Auto Review: A good sport: Outlander GT

By Bill Heald - ReminderNews
Featured Article - posted Thu., Apr. 19, 2012
- Contributed Photo

Mitsubishi is a very diverse company, for they have had their name on products ranging from home electronics to construction equipment to automobiles, as well as aircraft and even financial companies. Founded all the way back in 1870, the arm of the company we’re interested in here involves the purveyors of cars and SUVs, and this week we have a sporting yet very versatile “Crossover” utility vehicle in the ’12 Outlander GT. A midsized wagon with reasonably compact dimensions, it offers a seven-passenger seating option with a small third-row seat that folds flat into the floor. In a class of vehicles that is getting more crowded every year, the Outlander manages to carve out its own niche and deliver a very unique driving experience.

The Outlander GT is the premier model, where the ES and SE editions are more basic. These versions are powered by a 2.4-liter MIVEC (for Mitsubishi Innovative Valve-timing Electronic Control system) Inline Four with 168 horsepower. The GT gets a silky-smooth 3-liter MIVEC V6 with 230 horsepower; mated to a 6-speed Sportronic automatic transmission with a novel feature called Idle-Neutral Logic. This means when you stop at a light, the Outlander automatically shifts into neutral to cut down on fuel consumption. Paddle shifters behind the steering wheel engage the manual mode, and to top off this package, our AWD GT had Mitsubishi’s Super All-Wheel Control (S-AWC) system that uses selective torque-vectoring technology to keep the vehicle on course, especially in slippery situations. Selectable Tarmac/Snow/Lock modes let you fine-tune the electronics to driving conditions to further insure optimal response from all four wheels. This type of technology not only helps keep you going in compromised conditions, but also helps cornering performance, and the Outlander’s aluminum roof helps lower the center of gravity for less body lean during aggressive cornering. As a result, the vehicle has a sporty feel, and the firm suspension and stout brakes further enhance an enjoyable driving experience (with lots of road noise being the only real drawback).

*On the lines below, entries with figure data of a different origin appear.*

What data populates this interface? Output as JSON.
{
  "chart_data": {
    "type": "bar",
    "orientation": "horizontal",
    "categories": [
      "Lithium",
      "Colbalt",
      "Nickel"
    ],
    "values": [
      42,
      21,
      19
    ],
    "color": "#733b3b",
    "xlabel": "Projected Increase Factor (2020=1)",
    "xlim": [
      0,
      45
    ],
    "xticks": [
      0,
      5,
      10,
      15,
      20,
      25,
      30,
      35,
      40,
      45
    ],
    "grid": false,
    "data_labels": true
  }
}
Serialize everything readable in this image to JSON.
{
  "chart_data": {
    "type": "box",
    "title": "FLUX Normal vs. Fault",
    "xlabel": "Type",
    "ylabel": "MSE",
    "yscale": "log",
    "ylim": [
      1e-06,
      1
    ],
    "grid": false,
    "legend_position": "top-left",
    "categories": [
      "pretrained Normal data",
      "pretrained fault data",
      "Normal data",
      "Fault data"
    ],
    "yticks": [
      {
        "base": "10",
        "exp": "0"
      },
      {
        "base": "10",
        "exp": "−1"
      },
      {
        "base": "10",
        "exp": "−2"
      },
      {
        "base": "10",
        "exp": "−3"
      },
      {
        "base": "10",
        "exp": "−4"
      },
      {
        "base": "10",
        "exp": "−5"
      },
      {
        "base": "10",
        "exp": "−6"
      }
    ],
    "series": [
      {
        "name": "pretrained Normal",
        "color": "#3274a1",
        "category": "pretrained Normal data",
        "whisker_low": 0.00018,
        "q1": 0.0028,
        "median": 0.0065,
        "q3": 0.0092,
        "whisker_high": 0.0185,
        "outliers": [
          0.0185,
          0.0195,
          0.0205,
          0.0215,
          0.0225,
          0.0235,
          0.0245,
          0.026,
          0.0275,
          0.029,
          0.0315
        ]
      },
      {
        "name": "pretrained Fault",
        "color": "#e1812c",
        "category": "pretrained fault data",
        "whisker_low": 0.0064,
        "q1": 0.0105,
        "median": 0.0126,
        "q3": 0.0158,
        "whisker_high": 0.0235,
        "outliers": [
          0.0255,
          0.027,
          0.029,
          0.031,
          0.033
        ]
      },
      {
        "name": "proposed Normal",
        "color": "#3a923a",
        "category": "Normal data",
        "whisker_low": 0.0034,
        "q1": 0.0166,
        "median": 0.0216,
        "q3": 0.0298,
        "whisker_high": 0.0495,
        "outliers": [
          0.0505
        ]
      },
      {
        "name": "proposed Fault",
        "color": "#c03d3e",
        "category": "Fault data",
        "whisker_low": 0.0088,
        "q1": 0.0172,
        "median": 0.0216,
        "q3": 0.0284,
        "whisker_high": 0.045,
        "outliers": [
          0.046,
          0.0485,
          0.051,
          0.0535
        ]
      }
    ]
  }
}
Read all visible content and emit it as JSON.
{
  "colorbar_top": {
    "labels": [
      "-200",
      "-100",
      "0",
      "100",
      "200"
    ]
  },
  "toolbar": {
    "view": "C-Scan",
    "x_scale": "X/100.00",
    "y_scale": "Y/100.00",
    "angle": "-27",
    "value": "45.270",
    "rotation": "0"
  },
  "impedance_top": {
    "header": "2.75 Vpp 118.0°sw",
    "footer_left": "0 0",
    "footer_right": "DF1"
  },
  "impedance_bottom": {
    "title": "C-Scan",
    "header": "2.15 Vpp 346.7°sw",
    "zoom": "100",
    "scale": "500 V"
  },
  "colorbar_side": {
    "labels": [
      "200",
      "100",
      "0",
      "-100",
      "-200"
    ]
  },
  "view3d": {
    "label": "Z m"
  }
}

Inside, the Outlander makes the most of the available space, and although our tester had a third-row folding seat, it’s only really suitable for kids. That said, the second row is both commodious and comfortable, and with both second and third rows folded, there’s more than 72 cubic feet of load space.

The driver’s instrument pod is straightforward, although the controls for the audio system (that interface with the Navigation System) can be confusing at first. A lack of volume of tuning knobs (it’s all done with rocker switches and touch-screen inputs) takes some adjustment for those used to more traditional controls. A favorite feature is a mini tailgate that folds down in addition to the standard rear liftgate, making loading easier, and a tailgate is always a convenient place to sit during, well, tailgating.

The 2012 Mitsubishi Outlander 3.0 GT S-AWC is EPA-rated 19 MPG city/25 highway and has a base price of $27,895. With options, the MSRP came to $33,605.